This is a course project of CS302 Operating Systems in SUSTech.
Member: Jiashu Zhang, Zhengxin You, Zunyao Mao.
Resource monitoring is difficult but important for a cluster. There are serval monitoring framework for distributed system, such as Zabbix
, Prometheus
, and so on. Unfortunately, they have a limited support for memory tracing, and most of them face to only one program.
dtop is a memory monitor and a memory leak detector for Linux clusters. It monitors memory allocation condition of processes and threads, and performs detection of potential memory leak.
Memory management is a very classic topic for the operating systems. For modern operating systems, hundreds of processes and thousands of threads can be running on a Linux operating system. Normally, the operating system can manage the memory schedule and distribution smoothly. However, not every program behaves normally.
The memory leak is a kind of resource leak when a computer program fails to manage its memory allocation, , and the memory which is no longer needed can not be used by other programs. The impact of memory leaks varies. If a program just runs for a short time, its leaked memory will be collected by OS when it terminates. However, if the process runs for a long time or request much memory space,such carelessly written program can cause considerable memory leak, resulting in system slow down, even crush. So it is important to monitor the running process for real time, find and solve the problem before too late.
Unlike most of other languages, C/C++ does not trade performance for safety. Without garbage collection mechanism, C/C++ programmers must take more efforts one memory allocation and deallocation.
As valgrind memcheck
states, there are several types of memory leak in C/C++ program:
- 1.Leaked temporary workspace
If users allocate memory to a pointer in a function, but neither return the pointer nor free the memory inside the function, it will cause memory leak when calling this function.
- 2.Leaked data member
this mainly happens when user define their own destructor function, but do not free all the data member's memory before deallocate the object.
- 3.leaked static data member
Some data field is shared across all instances of a class, but will be allocate memory for every instance call and do not deallocate previous memory.
- 4.leaked global memory
Similar to the last future_type of memory leak, some global variables are allocated memory for many times without deallocate previous memory.
- 5.Incorrect array delete
If size of 10 objects' memory are allocated, but you call delete array
, then maybe only the first object is deleted, and other nine objects are left as memory leak.
There are mature tools available for resource monitoring and memory leak detection, such as top, htop, for memory monitoring; Valgrined, Google Address Sanitizer, BCC for memory leak detection and analysis.
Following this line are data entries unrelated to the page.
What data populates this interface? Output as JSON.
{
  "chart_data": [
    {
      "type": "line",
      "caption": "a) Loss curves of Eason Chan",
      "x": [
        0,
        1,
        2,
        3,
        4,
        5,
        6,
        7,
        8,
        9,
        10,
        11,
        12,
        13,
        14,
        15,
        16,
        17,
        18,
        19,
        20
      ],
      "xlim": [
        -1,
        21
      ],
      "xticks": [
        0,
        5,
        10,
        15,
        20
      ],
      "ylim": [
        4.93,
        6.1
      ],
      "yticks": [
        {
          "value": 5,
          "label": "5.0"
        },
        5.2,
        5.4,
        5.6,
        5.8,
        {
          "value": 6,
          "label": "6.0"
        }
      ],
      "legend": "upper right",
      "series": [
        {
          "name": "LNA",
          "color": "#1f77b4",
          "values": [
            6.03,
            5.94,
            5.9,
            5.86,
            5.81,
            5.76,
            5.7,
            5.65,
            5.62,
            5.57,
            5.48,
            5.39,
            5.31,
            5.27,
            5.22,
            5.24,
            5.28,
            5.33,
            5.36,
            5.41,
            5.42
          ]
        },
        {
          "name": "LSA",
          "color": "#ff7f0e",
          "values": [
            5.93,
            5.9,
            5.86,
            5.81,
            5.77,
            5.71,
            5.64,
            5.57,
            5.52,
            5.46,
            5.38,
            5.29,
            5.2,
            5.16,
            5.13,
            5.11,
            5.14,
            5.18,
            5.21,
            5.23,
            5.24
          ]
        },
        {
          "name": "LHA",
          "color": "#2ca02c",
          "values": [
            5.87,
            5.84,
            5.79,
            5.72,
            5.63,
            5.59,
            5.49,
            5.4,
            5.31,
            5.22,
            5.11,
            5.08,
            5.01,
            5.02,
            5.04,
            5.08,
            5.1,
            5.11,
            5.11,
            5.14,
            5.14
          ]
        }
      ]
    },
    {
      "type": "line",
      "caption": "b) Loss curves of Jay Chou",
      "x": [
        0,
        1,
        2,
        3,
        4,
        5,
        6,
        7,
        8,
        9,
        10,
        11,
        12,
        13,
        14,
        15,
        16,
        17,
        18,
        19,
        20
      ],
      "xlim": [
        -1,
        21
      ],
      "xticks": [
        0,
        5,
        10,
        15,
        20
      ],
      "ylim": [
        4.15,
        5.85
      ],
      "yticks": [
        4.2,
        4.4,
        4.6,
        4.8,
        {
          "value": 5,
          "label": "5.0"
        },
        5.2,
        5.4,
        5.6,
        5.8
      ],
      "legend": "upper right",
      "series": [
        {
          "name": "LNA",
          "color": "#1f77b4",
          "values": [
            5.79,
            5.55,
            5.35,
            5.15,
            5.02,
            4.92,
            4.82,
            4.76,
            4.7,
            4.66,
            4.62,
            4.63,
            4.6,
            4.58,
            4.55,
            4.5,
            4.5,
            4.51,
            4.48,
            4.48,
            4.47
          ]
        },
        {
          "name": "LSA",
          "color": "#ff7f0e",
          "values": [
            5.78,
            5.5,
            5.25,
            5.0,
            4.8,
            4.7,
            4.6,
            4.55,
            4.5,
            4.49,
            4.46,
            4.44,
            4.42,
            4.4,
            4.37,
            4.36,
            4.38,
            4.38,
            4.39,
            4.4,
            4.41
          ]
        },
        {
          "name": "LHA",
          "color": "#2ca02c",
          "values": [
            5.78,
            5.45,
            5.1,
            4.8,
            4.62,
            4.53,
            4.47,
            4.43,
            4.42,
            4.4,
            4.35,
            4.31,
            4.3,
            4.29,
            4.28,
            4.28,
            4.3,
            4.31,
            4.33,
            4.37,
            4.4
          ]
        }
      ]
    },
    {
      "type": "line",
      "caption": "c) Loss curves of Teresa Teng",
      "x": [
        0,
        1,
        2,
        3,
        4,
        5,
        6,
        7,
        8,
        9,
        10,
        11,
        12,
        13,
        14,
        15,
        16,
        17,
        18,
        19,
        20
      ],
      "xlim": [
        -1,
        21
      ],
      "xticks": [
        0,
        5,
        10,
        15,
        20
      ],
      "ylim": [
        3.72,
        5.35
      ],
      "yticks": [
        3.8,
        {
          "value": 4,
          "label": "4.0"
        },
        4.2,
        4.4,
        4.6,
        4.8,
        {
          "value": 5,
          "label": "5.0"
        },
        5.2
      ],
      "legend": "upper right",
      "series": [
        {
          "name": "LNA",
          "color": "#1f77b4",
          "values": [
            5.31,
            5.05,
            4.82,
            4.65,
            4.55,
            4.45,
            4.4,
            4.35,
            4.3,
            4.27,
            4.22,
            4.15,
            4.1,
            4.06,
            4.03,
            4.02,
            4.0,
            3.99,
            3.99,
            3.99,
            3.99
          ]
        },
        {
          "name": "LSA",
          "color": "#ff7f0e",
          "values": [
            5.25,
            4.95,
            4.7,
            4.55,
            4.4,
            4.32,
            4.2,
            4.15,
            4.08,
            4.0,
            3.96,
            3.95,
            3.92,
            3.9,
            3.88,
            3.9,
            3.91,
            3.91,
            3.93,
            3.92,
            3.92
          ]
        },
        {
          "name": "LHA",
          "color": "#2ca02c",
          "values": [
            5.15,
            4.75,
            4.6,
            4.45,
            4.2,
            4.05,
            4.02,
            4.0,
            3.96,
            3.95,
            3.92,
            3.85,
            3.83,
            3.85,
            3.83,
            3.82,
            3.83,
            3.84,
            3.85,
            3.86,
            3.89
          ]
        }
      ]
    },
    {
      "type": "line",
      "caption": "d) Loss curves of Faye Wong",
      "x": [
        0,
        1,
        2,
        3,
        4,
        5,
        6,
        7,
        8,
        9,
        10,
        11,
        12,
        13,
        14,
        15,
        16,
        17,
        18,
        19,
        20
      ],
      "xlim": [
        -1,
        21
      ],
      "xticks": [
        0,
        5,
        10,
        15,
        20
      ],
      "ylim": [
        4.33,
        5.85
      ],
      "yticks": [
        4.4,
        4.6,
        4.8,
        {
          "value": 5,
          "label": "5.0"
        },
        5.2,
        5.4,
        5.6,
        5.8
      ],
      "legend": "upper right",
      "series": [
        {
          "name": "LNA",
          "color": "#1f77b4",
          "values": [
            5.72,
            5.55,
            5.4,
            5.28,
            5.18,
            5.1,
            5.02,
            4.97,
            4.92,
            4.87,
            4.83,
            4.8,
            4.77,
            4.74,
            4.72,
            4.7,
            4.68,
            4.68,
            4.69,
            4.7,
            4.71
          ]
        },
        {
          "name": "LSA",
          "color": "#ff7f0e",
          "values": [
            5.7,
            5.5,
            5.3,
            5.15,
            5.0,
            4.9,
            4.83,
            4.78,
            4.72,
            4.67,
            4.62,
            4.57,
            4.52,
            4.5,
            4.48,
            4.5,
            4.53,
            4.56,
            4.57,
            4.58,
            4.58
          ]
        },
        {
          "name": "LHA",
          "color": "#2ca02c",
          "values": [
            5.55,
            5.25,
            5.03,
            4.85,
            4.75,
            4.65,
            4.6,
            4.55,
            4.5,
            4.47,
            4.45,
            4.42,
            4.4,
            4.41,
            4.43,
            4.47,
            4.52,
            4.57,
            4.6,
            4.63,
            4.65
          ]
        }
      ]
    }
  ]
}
To avoid re-inventing wheels and make our own contributions, we should learn and survey for such tools first before we start our project.
- Monitor memory allocation on clusters.
For each single server, we would like to implement something that resembles top. We would like to support memory allocation condition on clusters so that on any single server of a cluster, the user can monitor the memory allocation conditions of all servers. We plan to implement this function through RPC or http.
- Support aggregated query on memory allocation.
We plan to support aggregated query on memory allocation so that the user can monitor the total memory usage of a certain process, like mysqld, on all servers that belong to this cluster.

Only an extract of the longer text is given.